Second de sa promotion au terme de son cursus, Jalal devait pourtant jongler avec un emploi du temps chargé. « De huit heures du matin à deux heures de l’après-midi, j’étais en cours. Puis je me rendais dans les camps de réfugiés pour enseigner l’anglais aux enfants qui ne pouvaient alors pas aller à l’école. Mes weekends et mes vacances, je les passais dans les camps comme bénévole. J’y animais des formations de premiers secours et continuais mes cours d’anglais ». 

De retour à Sinuni en 2018 pour renouveler sa carte d’identité, il entend alors parler de l’ouverture d’un projet de MSF portant sur la santé mentale et intègre l’équipe médicale. Jalal et Jamal y travaillent désormais respectivement comme traducteur médical et auxiliaire de santé communautaire afin de répondre aux traumatismes psychologiques d’une population secouée par la période récente passée sous l’autorité du groupe état islamique.

Irak, camp de réfugiés de Bardarah, 06 novembre 2019

Jamilla Muslim Qawas, une réfugiée syro-kurde de Kobane âgée de 58 ans, dans une salle de consultation d'une clinique dirigée par MSF à l'intérieur du camp de Bardarah. Jamilla est venue à la clinique en se plaignant de douleurs au dos et aux jambes.

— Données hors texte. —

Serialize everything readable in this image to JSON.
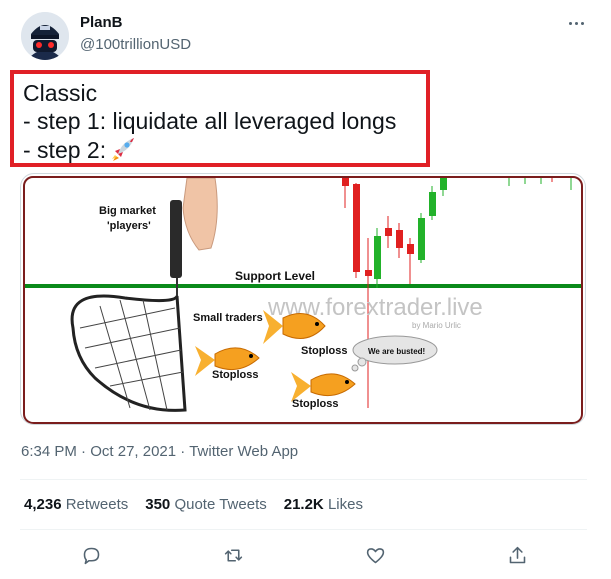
{
  "author": {
    "display_name": "PlanB",
    "handle": "@100trillionUSD",
    "avatar_icon": "avatar-planb-icon"
  },
  "tweet": {
    "lines": [
      "Classic",
      "- step 1: liquidate all leveraged longs",
      "- step 2:"
    ],
    "emoji": "rocket-icon",
    "highlight_color": "#e02026"
  },
  "media": {
    "labels": {
      "big_players": [
        "Big market",
        "'players'"
      ],
      "support": "Support Level",
      "small_traders": "Small traders",
      "stoploss": "Stoploss",
      "busted": "We are busted!",
      "watermark": "www.forextrader.live",
      "credit": "by Mario Urlic"
    }
  },
  "meta": {
    "time": "6:34 PM",
    "date": "Oct 27, 2021",
    "source": "Twitter Web App",
    "separator": " · "
  },
  "stats": {
    "retweets_count": "4,236",
    "retweets_label": "Retweets",
    "quotes_count": "350",
    "quotes_label": "Quote Tweets",
    "likes_count": "21.2K",
    "likes_label": "Likes"
  },
  "actions": [
    "reply-icon",
    "retweet-icon",
    "like-icon",
    "share-icon"
  ]
}
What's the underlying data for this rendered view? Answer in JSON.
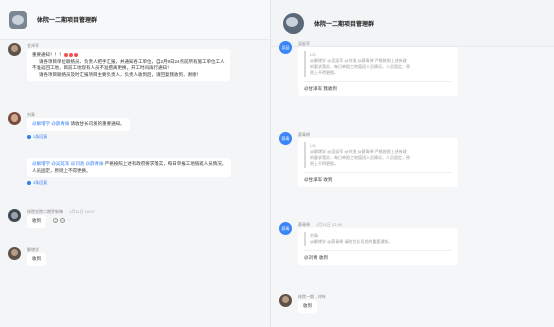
{
  "left": {
    "header": {
      "title": "体院一二期项目管理群"
    },
    "msgs": [
      {
        "sender": "甘泽军",
        "title_prefix": "重要通知",
        "title_marks": "！！！",
        "lines": [
          "请各项目单位联络员、负责人把手汇报，并通知各工单位，自2月9日24点前所有施工单位工人",
          "不准返回工地，目前工地现有人员不准擅离更换，开工时间再行通知！",
          "请各项目联络员及时汇报项目主要负责人，负责人收到后，请回复我收到，谢谢！"
        ]
      },
      {
        "sender": "刘青",
        "mentions": "@解增学 @薛青倬",
        "text": "请收甘长司发的重要通知。",
        "replies": "1条回复"
      },
      {
        "mentions": "@解增学 @吴延军 @刘池 @薛青倬",
        "text1": "严格按照上述有政府要求落实，每日单报工地值班人员情况，",
        "text2": "人员固定，原则上不得更换。",
        "replies": "3条回复"
      },
      {
        "sender": "体院光院二期罗新锋",
        "time": "1月31日 10:07",
        "text": "收到"
      },
      {
        "sender": "解增学",
        "text": "收到"
      }
    ]
  },
  "right": {
    "header": {
      "title": "体院一二期项目管理群",
      "badge": "群"
    },
    "msgs": [
      {
        "sender": "吴延军",
        "avatar": "吴延",
        "quote_head": "LG:",
        "quote_mentions": "@解增学 @吴延军 @刘池 @薛青倬",
        "quote1": "严格按照上述有政",
        "quote2": "府要求落实，每日单报工地值班人员情况，人员固定，原",
        "quote3": "则上不得更换。",
        "reply": "@甘泽军 我收到"
      },
      {
        "sender": "薛青倬",
        "avatar": "薛青",
        "quote_head": "LG:",
        "quote_mentions": "@解增学 @吴延军 @刘池 @薛青倬",
        "quote1": "严格按照上述有政",
        "quote2": "府要求落实，每日单报工地值班人员情况，人员固定，原",
        "quote3": "则上不得更换。",
        "reply": "@甘泽军 收到"
      },
      {
        "sender": "薛青倬",
        "avatar": "薛青",
        "time": "1月31日 12:48",
        "quote_head": "刘青:",
        "quote_mentions": "@解增学 @薛青倬",
        "quote1": "请收甘长司发的重要通知。",
        "reply": "@刘青 收到"
      },
      {
        "sender": "体院一期 - 刘炜",
        "text": "收到"
      }
    ]
  },
  "icons": {
    "emoji": "alarm-emoji",
    "reply": "reply-dot-icon",
    "more": "more-icon"
  }
}
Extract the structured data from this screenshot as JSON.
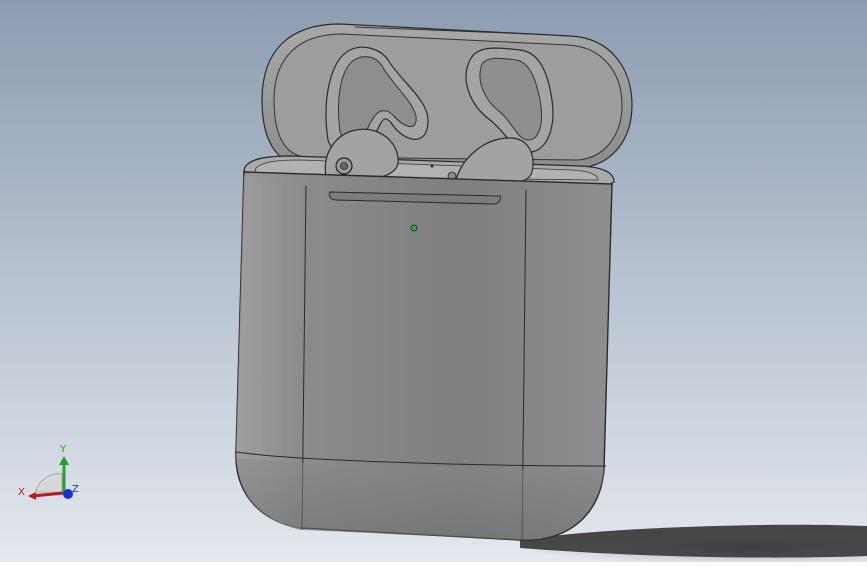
{
  "viewport": {
    "background_top": "#8c9cb2",
    "background_bottom": "#e4e8ee",
    "model_color": "#8a8a8a",
    "model_edge_color": "#2a2a2a",
    "led_color": "#3aa83a"
  },
  "triad": {
    "x_label": "X",
    "y_label": "Y",
    "z_label": "Z",
    "x_color": "#c0171d",
    "y_color": "#27a02c",
    "z_color": "#1a2fd0"
  }
}
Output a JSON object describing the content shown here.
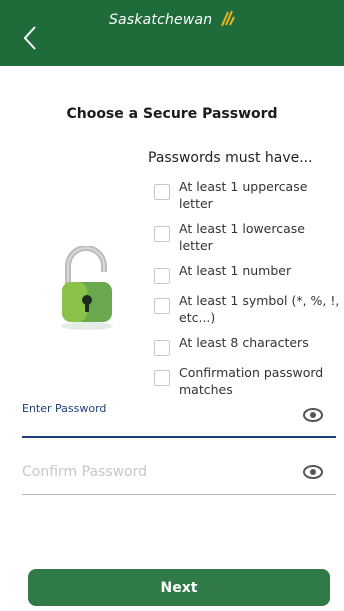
{
  "header": {
    "brand": "Saskatchewan",
    "background": "#1f6b3a"
  },
  "page": {
    "title": "Choose a Secure Password"
  },
  "requirements": {
    "title": "Passwords must have...",
    "items": [
      {
        "label": "At least 1 uppercase letter",
        "checked": false
      },
      {
        "label": "At least 1 lowercase letter",
        "checked": false
      },
      {
        "label": "At least 1 number",
        "checked": false
      },
      {
        "label": "At least 1 symbol (*, %, !, etc...)",
        "checked": false
      },
      {
        "label": "At least 8 characters",
        "checked": false
      },
      {
        "label": "Confirmation password matches",
        "checked": false
      }
    ]
  },
  "password": {
    "label": "Enter Password",
    "value": ""
  },
  "confirm": {
    "placeholder": "Confirm Password",
    "value": ""
  },
  "icons": {
    "back": "chevron-left-icon",
    "lock": "unlocked-padlock-icon",
    "eye": "eye-icon"
  },
  "footer": {
    "next_label": "Next",
    "accent": "#2f7a46"
  }
}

© Moises Saman / Magnum Photos for MSF

Dans la chaleur du camp situé sur une grande plaine ensoleillée, les centaines de tentes installées sur des dalles en béton abritent les familles contraintes de fuir les conflits du Nord-Est de la Syrie pour se mettre en sécurité. « Nous sommes là pour leur expliquer qu’ils ont un futur ici comme ailleurs, que des ONG comme la nôtre vont les aider à différents degrés, et que nous, nous sommes là pour les écouter, poursuit Jamal. On en profite pour faire de la prévention en santé mentale et pour leur montrer quelques exercices de respiration et d’automassage qui permettent de soulager les moments de stress ». A la fin de chaque entretien, les familles se voient remettre une petite brochure sur laquelle les symptômes de souffrance psychologiques sont mentionnés afin que les gens puissent l’identifier et solliciter une aide médicale

« Les gens ont autant de questions à nous poser que nous en avons pour eux et c’est normal, sourit Jalal. Même si nous n’avons pas réponse à tout, le principal pour eux reste qu’ils puissent partager leur histoire, leurs peurs et leurs doutes afin que nous identifiions les personnes qui pourraient avoir besoin d’un soutien plus poussé ». 
Quelques jours plus tard, une nouvelle équipe vient relever Jamal et Jalal qui peuvent rentrer à Sinuni afin d’y reprendre leurs activités régulières. Ils reviendront en cas de besoin. Quant à la question de la fatigue et du rythme soutenu, Jalal la balaie systématiquement : « Ça ne me fatigue pas d’aider les gens ».